Xu et al. make a strong point for the necessity of attribute reduction in ordered information systems and offer a convincing solution. Their approach exploits the relationship between the Dempster-Shafer theory (DST) of mathematical evidence and Pawlak’s rough set theory, as well as their plausibility and belief functions. The theories have applications in information system domains where information may be missing, incomplete, or imprecise.

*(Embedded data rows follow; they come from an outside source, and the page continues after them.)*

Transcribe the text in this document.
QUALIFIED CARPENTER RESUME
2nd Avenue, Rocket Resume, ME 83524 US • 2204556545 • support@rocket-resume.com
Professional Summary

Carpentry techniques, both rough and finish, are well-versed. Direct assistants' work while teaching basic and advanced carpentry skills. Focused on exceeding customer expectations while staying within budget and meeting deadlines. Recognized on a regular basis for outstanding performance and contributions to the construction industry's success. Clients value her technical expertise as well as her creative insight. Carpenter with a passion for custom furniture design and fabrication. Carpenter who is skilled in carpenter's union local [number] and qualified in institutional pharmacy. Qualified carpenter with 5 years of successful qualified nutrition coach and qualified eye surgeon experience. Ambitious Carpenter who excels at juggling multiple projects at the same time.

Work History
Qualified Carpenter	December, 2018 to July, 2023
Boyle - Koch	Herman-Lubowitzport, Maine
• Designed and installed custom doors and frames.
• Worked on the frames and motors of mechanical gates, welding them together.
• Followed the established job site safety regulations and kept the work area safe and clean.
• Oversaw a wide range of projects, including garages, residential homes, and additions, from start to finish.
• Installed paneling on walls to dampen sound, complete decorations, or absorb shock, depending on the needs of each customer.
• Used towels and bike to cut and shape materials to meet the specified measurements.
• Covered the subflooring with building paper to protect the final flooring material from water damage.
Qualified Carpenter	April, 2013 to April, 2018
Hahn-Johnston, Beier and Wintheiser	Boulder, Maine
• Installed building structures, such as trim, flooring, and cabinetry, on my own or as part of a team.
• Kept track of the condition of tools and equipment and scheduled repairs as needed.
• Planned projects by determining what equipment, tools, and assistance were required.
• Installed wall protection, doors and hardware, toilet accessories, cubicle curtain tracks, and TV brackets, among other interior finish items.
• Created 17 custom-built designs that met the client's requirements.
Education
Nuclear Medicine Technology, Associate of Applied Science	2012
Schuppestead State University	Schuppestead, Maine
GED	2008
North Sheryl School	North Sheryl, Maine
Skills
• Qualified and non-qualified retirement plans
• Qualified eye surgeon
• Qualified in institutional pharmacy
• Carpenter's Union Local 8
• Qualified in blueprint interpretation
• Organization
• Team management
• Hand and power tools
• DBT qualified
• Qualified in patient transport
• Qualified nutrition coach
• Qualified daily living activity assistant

Overall, this is a great overview of mathematical evidence theory, ordered information systems, and the rough set theory. Despite its somewhat distracting format and some English-language glitches, the paper is relatively easy to read and comprehend. It covers a lot of related work, which makes it a useful reference resource. The paper presents many accompanying mathematical foundations; while this is great for readers in this field, it is perhaps too much information for nonmathematicians. Xu et al. set forth a number of propositions and theorems, which are required to establish the relationship between evidence theory and rough set theory for the purposes of attribute reduction, and provide proofs for them. The authors arrive at the conclusion that a classical attribute reduction holds if it is a belief reduction from evidence theory, which in turn is a plausibility reduction, among other things. However, they make it clear that they do not provide for the decision-making aspect of evidence theory.
Readers will notice this paper’s strong correlation with intensional logic [1] and the Lucid programming language, as well as its derivative Lucx [2].